Jak wyjaśnia Żekanowski, jeśli jednak w ramach badań przy użyciu technik genetyki molekularnej mutacja znaleziona zostałaby u osoby w wieku powyżej 65 lat i jednocześnie klinicznie zdrowej, najprawdopodobniej byłaby jedynie nieszkodliwym wariantem genu, a nie mutacją sprawczą.

BANK DNA OD TYSIĄCA POLAKÓW

Zespół prof. Barcikowskiej utworzył bank DNA pobranego od ponad 1000 Polaków z chorobą Alzheimera oraz kilkuset osób zdrowych.Bank ten jest jednym z największych tego typu w Polsce. Dzięki jego istnieniu możliwe staje się w przyszłości prowadzenie dalszych badań genetycznych nad nowo odkrywanymi genami związanymi z chorobą Alzheimera.

Dla dalszych badań zabezpieczamy także leukocyty krwi obwodowej chorych - mówi Żekanowski.

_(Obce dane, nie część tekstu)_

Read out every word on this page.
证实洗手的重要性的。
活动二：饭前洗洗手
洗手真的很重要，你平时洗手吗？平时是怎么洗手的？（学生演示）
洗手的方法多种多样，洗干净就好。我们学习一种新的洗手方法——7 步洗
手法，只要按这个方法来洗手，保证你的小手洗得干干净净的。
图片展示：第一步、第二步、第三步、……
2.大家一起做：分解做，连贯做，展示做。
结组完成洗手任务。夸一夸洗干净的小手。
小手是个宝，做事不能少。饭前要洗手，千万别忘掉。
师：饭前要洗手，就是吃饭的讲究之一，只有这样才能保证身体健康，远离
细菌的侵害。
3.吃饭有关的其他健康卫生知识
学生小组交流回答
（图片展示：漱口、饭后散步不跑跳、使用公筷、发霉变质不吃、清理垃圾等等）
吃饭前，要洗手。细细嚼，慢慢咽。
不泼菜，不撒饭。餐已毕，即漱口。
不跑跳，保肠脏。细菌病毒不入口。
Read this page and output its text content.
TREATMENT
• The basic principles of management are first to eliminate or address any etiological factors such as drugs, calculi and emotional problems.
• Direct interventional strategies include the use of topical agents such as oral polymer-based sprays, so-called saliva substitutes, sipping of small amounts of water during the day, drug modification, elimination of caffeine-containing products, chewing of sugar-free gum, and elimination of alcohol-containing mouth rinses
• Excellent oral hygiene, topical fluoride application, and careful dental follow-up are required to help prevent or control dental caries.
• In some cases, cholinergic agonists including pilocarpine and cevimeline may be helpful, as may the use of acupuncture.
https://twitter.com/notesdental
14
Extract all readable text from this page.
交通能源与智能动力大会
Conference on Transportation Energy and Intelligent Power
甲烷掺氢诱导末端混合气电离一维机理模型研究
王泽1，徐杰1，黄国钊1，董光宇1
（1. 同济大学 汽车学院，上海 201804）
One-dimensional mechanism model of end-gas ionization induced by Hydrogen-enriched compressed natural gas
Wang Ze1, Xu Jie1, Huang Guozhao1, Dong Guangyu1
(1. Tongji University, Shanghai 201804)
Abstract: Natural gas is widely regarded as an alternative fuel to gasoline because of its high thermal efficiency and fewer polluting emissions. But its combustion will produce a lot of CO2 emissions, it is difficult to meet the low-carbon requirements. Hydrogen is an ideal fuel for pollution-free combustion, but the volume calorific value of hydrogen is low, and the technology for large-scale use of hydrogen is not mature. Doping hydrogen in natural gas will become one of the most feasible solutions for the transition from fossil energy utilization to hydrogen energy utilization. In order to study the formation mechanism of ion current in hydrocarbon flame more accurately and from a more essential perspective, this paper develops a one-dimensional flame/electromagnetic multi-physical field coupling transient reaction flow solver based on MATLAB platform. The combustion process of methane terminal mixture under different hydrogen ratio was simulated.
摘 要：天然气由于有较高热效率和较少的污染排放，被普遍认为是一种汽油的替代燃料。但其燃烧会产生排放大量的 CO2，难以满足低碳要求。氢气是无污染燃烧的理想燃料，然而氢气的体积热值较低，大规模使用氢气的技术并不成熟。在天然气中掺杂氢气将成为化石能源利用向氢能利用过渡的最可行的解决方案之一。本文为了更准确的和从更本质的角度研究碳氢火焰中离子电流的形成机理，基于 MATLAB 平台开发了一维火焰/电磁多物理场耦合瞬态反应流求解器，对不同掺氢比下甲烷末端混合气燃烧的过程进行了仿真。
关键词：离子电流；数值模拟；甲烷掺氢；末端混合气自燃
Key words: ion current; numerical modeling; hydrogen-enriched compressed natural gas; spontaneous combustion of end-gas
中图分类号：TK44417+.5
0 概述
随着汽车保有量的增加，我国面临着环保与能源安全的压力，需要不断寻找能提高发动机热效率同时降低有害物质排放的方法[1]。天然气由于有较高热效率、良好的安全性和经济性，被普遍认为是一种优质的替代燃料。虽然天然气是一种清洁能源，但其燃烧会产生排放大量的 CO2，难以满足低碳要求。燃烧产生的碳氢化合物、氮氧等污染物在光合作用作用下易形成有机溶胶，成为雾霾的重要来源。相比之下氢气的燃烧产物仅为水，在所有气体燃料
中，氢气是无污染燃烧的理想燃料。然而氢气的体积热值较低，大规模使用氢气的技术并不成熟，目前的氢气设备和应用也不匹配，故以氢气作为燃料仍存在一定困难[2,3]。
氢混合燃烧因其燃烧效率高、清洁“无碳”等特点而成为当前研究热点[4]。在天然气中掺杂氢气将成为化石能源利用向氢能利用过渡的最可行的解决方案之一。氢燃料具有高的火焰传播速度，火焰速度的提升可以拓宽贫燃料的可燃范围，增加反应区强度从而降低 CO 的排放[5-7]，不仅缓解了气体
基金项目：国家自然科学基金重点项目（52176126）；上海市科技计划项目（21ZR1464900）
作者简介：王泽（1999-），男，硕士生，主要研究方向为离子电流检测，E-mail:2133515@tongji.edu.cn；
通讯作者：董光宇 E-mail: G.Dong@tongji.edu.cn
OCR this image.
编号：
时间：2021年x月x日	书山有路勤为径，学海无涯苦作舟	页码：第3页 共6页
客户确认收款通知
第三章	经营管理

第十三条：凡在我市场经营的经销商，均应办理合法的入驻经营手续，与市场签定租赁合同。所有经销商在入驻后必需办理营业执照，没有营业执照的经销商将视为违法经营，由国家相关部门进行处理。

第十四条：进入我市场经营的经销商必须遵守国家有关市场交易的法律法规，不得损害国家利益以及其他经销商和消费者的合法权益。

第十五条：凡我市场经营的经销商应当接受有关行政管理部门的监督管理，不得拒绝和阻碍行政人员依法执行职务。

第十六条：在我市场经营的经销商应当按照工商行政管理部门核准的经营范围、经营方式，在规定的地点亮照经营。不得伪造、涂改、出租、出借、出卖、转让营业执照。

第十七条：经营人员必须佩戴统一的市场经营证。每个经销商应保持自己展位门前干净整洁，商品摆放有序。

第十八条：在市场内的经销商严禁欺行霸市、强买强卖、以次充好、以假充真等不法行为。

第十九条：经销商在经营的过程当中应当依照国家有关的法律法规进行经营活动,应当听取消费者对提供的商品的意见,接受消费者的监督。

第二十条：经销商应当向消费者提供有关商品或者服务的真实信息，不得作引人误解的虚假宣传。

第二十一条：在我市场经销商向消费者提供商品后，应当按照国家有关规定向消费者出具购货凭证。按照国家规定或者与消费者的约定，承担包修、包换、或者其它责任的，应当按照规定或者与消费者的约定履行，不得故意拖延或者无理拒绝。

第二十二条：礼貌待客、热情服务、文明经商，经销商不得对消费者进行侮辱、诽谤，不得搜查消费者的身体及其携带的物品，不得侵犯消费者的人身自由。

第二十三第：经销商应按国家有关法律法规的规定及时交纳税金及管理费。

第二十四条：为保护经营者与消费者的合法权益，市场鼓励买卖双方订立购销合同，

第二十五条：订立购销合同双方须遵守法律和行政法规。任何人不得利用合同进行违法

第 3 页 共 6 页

Badacze posiadają w tej chwili ponad 110 linii komórek pochodzących od osób najstarszych, ponad 40 linii od osób w wieku 65 lat bez objawów otępienia oraz ponad 20 linii komórkowych od pacjentów z chorobą Alzheimera (w tym ze zidentyfikowanymi mutacjami). Identyfikowanie mutacji otwiera drogę do dalszych skomplikowanych badań biochemicznych i komórkowych zmierzających do poznania mechanizmów powstawania i rozwoju choroby Alzheimera.

Pod kierunkiem prof. Jacka Kuźnickiego prowadzone są już badania wzajemnego oddziaływania białek tworzących kompleks przecinający białko APP.

Tego typu badania mogą przyczynić się do opracowania nowych form leczenia choroby Alzheimera" - spodziewa się Żekanowski.